Supreme Court ruling could let GOP add 19 House seats and “clear the path for a one-party system”

As the Supreme Court prepares to rehear Louisiana v. Callais on October 15, Democratic voting rights groups are sounding the alarm: in a new report reviewed by Politico, Fair Fight Action and Black Voters Matter Fund warn that scrapping Section 2 of the Voting Rights Act could enable Republicans to redraw up to 19 House seats in their favor.
“While a ruling in time for next year’s midterms is unlikely, the organizations behind the report said that it’s not out of the question. Taken together, the groups identified 27 total seats that Republicans could redistrict in their favor ahead of the midterms — 19 of which stem from Section 2 being overturned,” Politico reports.
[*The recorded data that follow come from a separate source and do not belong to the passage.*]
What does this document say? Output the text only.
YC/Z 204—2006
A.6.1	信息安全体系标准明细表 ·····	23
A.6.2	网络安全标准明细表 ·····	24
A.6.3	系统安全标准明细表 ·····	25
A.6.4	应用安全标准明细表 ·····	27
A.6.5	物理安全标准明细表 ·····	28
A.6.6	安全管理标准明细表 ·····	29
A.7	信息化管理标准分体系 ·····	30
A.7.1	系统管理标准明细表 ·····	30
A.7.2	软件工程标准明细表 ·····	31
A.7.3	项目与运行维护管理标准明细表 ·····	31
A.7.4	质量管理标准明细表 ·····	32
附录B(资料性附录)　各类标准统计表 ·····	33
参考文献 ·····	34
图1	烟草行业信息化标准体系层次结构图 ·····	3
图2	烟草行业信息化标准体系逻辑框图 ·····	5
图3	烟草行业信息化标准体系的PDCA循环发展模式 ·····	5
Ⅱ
“Doing so would ‘clear the path for a one-party system where power serves the powerful and silences the people,” Black Voters Matter Fund co-founder LaTosha Brown said in a statement.
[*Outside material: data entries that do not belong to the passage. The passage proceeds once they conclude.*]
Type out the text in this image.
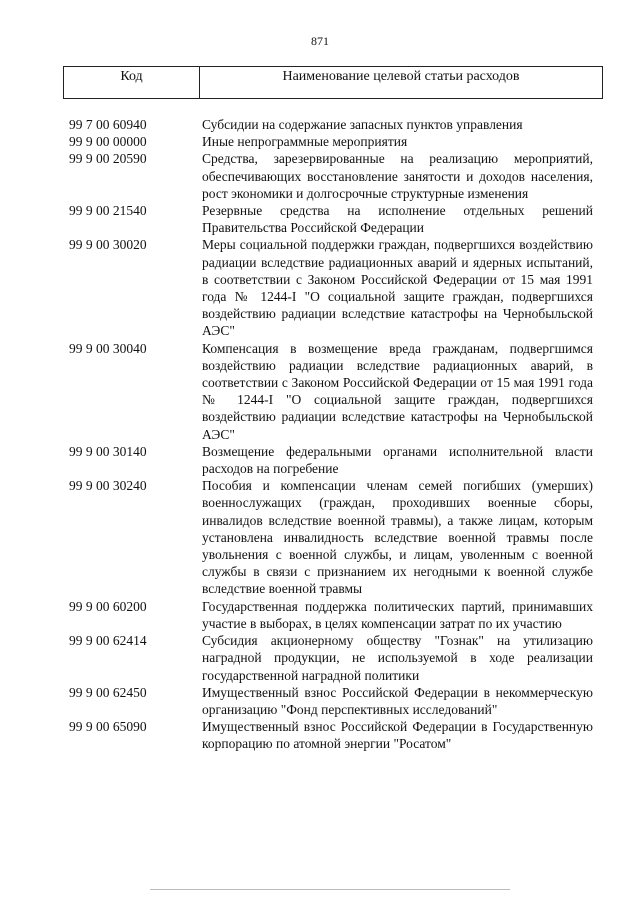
871
Код	Наименование целевой статьи расходов
99 7 00 60940	Субсидии на содержание запасных пунктов управления
99 9 00 00000	Иные непрограммные мероприятия
99 9 00 20590	Средства, зарезервированные на реализацию мероприятий, обеспечивающих восстановление занятости и доходов населения, рост экономики и долгосрочные структурные изменения
99 9 00 21540	Резервные средства на исполнение отдельных решений Правительства Российской Федерации
99 9 00 30020	Меры социальной поддержки граждан, подвергшихся воздействию радиации вследствие радиационных аварий и ядерных испытаний, в соответствии с Законом Российской Федерации от 15 мая 1991 года № 1244-I "О социальной защите граждан, подвергшихся воздействию радиации вследствие катастрофы на Чернобыльской АЭС"
99 9 00 30040	Компенсация в возмещение вреда гражданам, подвергшимся воздействию радиации вследствие радиационных аварий, в соответствии с Законом Российской Федерации от 15 мая 1991 года № 1244-I "О социальной защите граждан, подвергшихся воздействию радиации вследствие катастрофы на Чернобыльской АЭС"
99 9 00 30140	Возмещение федеральными органами исполнительной власти расходов на погребение
99 9 00 30240	Пособия и компенсации членам семей погибших (умерших) военнослужащих (граждан, проходивших военные сборы, инвалидов вследствие военной травмы), а также лицам, которым установлена инвалидность вследствие военной травмы после увольнения с военной службы, и лицам, уволенным с военной службы в связи с признанием их негодными к военной службе вследствие военной травмы
99 9 00 60200	Государственная поддержка политических партий, принимавших участие в выборах, в целях компенсации затрат по их участию
99 9 00 62414	Субсидия акционерному обществу "Гознак" на утилизацию наградной продукции, не используемой в ходе реализации государственной наградной политики
99 9 00 62450	Имущественный взнос Российской Федерации в некоммерческую организацию "Фонд перспективных исследований"
99 9 00 65090	Имущественный взнос Российской Федерации в Государственную корпорацию по атомной энергии "Росатом"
The report warns that as many as 30% of Congressional Black Caucus seats and 11% of Congressional Hispanic Caucus seats could be redrawn out of existence.
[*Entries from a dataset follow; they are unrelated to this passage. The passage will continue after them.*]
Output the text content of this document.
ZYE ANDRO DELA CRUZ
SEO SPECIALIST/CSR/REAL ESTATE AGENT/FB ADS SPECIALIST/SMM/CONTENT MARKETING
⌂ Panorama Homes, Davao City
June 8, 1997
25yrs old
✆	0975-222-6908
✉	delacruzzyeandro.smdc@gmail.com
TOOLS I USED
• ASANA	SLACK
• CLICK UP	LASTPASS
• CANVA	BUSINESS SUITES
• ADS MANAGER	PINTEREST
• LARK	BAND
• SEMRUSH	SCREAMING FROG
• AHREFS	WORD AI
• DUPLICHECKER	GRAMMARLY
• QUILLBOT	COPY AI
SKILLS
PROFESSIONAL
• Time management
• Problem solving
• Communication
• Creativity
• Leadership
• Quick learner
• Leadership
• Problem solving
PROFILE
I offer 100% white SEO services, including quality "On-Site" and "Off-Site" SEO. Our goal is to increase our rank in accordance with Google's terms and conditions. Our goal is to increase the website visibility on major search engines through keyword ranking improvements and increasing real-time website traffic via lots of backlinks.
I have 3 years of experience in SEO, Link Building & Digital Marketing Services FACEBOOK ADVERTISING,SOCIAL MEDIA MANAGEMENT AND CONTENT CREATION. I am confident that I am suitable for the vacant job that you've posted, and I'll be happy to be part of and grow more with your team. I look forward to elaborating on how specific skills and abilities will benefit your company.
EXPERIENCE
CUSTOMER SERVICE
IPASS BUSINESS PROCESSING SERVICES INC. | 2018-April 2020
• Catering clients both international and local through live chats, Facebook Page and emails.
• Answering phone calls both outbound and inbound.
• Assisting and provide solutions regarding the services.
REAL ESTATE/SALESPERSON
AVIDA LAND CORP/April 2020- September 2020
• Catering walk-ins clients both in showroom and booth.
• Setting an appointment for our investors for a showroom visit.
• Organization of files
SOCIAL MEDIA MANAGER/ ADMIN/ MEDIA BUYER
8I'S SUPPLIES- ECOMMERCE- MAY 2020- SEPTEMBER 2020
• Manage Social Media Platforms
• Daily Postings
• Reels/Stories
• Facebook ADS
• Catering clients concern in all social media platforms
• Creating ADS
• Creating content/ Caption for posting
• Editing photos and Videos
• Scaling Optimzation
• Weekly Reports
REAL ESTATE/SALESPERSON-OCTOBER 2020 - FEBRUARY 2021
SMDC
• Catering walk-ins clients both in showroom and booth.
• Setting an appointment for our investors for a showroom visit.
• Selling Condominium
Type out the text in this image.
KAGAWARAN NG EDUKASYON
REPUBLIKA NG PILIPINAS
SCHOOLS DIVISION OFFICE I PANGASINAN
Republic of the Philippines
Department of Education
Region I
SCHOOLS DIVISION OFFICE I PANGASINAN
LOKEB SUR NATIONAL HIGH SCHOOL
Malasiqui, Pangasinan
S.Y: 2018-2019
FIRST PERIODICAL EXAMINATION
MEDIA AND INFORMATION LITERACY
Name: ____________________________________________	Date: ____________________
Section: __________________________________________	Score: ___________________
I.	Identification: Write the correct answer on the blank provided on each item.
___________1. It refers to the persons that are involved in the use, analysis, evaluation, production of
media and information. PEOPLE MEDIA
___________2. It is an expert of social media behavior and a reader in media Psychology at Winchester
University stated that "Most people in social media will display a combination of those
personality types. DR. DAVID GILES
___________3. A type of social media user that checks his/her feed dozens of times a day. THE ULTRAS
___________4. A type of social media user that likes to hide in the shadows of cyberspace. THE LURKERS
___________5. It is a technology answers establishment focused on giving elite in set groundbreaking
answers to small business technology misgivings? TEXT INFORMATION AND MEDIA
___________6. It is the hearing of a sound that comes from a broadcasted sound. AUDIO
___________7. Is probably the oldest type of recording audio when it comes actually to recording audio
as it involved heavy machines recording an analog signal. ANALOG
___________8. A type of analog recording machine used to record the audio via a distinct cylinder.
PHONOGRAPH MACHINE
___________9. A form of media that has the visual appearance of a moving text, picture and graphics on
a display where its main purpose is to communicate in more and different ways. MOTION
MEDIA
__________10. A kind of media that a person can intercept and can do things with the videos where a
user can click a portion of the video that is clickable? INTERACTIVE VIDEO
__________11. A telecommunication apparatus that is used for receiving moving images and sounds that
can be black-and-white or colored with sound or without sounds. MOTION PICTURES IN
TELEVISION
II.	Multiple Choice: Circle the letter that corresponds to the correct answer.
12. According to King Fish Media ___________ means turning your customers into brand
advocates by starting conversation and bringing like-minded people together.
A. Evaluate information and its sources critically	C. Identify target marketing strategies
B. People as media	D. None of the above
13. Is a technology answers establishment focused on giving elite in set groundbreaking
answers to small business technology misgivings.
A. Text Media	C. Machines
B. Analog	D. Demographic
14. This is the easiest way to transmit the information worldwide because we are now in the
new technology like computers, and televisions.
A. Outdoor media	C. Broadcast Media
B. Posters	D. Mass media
Historically, Section 2 has served as the enforcement mechanism that allows plaintiffs to challenge voting maps that dilute minority vote strength through racial gerrymandering.. If Section 2 is gutted, states could redraw lines without fearing federal challenge on race‐dilution grounds.
The case that the Supreme Court will be hearing stems from Louisiana’s latest congressional map, which a federal court struck down in 2022 for illegally diluting Black voting strength. To comply, state lawmakers drew a second majority-Black district, expanding representation for roughly one-third of Louisiana’s population. But conservative challengers sued, arguing that using race as a central factor, even to fix a proven racial imbalance. constitutes an unconstitutional racial gerrymander. In April, the Alliance for Justice warned that “if the court strikes down Louisiana’s congressional maps,” it would gut Section 2, “effectively dismantling one of the last remaining tools to enforce the Fifteenth Amendment’s promise of racial equality at the ballot box.”
Already, deep red Southern states like Alabama, Mississippi, Tennessee and South Carolina are seen as particularly vulnerable. The report argues that those states could lose all Democratic representation. In more competitive Southern states such as Georgia, Texas, Florida and North Carolina, the number of safe Democratic seats could shrink significantly, says Politico.
In some states like Texas and Missouri, Republicans, pushed by President Donald Trump, are already working to redraw maps to expand their narrow House majority.
The groups behind the report urge Democrats to respond with equally “aggressive and immediate” measures.
Fair Fight Action CEO Lauren Groh-Wargo told Politico that the challenge would be “permanent” unless Democrats “play offense—redraw where possible, fight back, pass pro-democracy reforms, and hold this corrupted Court accountable.”